Thursday, November 13, 2025

`DISASTER DIARY’ MAKES READER ERUPT IN LAUGHS

From businessinsurance.com

By Kathryn J. Mcintyre

Every new year I receive an assortment of diaries and calendars from business contacts. One of my favourites is a hysterically funny pocket “Disaster Diary” sent by reinsurer TIG Reinsurance.

What could be so funny about a Disaster Diary?

Everything, if the diary is the product of TIG Re Executive Vp Mark Hinkley.

Mark Hinkley is the Mark Russell of the reinsurance business. His witty commentary on the reinsurance business and its celebrities, often sung to familiar tunes, delights attendees of the Angus Robinson Jr. Memorial Golf Tournament every year. He’s also been persuaded by reinsurance crowds to take over a piano bar to share his songs. I’ve never been able to report on these performances, as they are strictly off the record.

But Mark annually goes “on the record” with the TIG Re Disaster Diary, which is sent to brokers, clients and others who appreciate irreverent commentary on the business of reinsurance and inside jokes.

This year’s Disaster Diary is vintage Hinkley.

The “Special Securitization Edition” opens with a dedication to “you pioneers of the sure-fire, supercool and inescapable convergence of old-fashioned reinsurance and high rollin’ high finance. It’s particle physics meets the motor heads. It’s Revenge of the Nerds Part II (Part I was e-mail).”

Under “Warning,” the TIG Re Disaster Diary advises: “DO NOT TRY THIS AT HOME or with YOUR OWN MONEY. Leave it to the professionals who know how to discount, compound and obfuscate with other people’s money. They’re the ones smoking the cigars before the deal is closed.”

Fittingly, the Disaster Diary recalls the Reinsurer’s Prayer: “God, grant me the knowledge to understand the gross, the patience to calculate the net, and the wisdom to know the difference. Amen.” God’s reply is reported as: “Let me check with Aon and get back to you.”

The Disaster Diary is so named because the dates of major disasters are noted, from the Dec. 28, 1908, earthquake in Messina, Sicily, to the Jan. 7, 1996, blizzard that struck the Northeastern United States, as well as the wind, hail and tornadoes that hit Denver on July 11, 1990, to name just a few.

Upon closer reading, other notable events are recorded in the fine print: “Jan. 1, 1937: First Reinsurance Transaction.
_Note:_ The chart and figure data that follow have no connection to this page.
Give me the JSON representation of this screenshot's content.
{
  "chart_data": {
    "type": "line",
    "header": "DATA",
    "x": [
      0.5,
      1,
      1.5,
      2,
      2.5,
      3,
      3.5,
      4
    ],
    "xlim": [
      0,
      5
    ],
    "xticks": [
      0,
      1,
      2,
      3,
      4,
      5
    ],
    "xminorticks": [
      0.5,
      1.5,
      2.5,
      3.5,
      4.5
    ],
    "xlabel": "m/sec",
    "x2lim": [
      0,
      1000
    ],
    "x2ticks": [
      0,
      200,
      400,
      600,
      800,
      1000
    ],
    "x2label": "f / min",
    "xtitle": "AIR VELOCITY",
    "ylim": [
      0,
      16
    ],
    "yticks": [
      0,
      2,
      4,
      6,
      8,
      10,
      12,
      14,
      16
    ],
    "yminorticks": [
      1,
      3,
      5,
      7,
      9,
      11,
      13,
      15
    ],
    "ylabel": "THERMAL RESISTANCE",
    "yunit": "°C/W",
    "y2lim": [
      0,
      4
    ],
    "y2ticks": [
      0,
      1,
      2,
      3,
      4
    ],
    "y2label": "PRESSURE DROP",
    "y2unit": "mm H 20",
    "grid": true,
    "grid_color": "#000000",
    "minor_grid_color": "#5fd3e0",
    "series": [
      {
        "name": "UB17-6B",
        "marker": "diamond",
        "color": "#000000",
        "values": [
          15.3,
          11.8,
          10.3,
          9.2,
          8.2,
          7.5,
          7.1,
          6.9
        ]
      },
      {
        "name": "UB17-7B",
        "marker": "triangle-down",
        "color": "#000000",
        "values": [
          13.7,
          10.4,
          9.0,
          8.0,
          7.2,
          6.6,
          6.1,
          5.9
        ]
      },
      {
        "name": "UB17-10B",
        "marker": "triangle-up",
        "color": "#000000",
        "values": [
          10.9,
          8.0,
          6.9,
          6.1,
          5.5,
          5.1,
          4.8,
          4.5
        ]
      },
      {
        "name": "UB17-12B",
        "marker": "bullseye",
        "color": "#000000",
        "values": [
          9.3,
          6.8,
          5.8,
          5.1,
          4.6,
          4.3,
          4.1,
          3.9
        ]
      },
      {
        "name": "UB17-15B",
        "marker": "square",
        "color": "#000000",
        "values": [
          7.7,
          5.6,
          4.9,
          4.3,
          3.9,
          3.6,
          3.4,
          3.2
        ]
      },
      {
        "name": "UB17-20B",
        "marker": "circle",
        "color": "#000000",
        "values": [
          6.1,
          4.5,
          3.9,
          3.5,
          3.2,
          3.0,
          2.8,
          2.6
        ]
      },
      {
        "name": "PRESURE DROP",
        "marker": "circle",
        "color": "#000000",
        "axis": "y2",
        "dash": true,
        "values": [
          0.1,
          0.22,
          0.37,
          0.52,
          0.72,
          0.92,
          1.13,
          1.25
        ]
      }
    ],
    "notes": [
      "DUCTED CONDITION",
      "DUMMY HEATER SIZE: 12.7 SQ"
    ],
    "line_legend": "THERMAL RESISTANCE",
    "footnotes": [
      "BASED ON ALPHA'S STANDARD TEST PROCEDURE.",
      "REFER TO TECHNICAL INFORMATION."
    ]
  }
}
Jan. 2, 1937, First Reinsurance Transaction cancelled mid-term.”

For Elvis Presley fans, his death on Aug. 16, 1977, is noted, as is: “Aug. 23, 1978, Elvis spotted pumping gas in Mobile, Ala.,” and “Aug. 30, 1980, Elvis spotted eating cheeseburgers in Los Angeles.”

And there is more in the back of the diary. Where other diaries offer metric conversion tables and other such reference material, the TIG Re Disaster Diary offers such useful information as “TIG Re Rates the Rags.” I’m proud to report that “Business Endurance” obtains the highest rating of four owls, for its “sizzling ambush journalism.” I won’t report on the other ratings, in case other publishers lack a sense of humour.

The diary also offers a glossary. A few of my favourite definitions are:

*Accident Year: A year like 1997, when satisfactory results were published accidently, because no one checked the math.

*IBNR: I buy no reinsurance.

*Net: Amount of money left after everyone else has leased a Mercedes car and joined a club.

*Nett: English spelling, whereby even less money is left.

*Reinstatement: Hit me again.

There’s more than I have room to report in this column to tickle the funny bone, including, “The Renewal Song,” to be sung to the tune of “Cabaret.”

If you aren’t lucky enough to be on the mailing list for the TIG Re Disaster Diary and I’ve whetted your appetite for more, write to TIG Re in Stamford, Conn. There are still some copies available.

I’m desperately hoping that this is not the final TIG Re Disaster Diary, following the purchase of TIG Holdings Inc. this spring by Fairfax Financial Holdings Ltd. and the subsequent merger of TIG Re into Fairfax’s Odyssey.

If the Disaster Diary dies, that would be a real disaster.

Publisher and Editorial Director Kathryn J. McIntyre’s commentary appears fortnightly.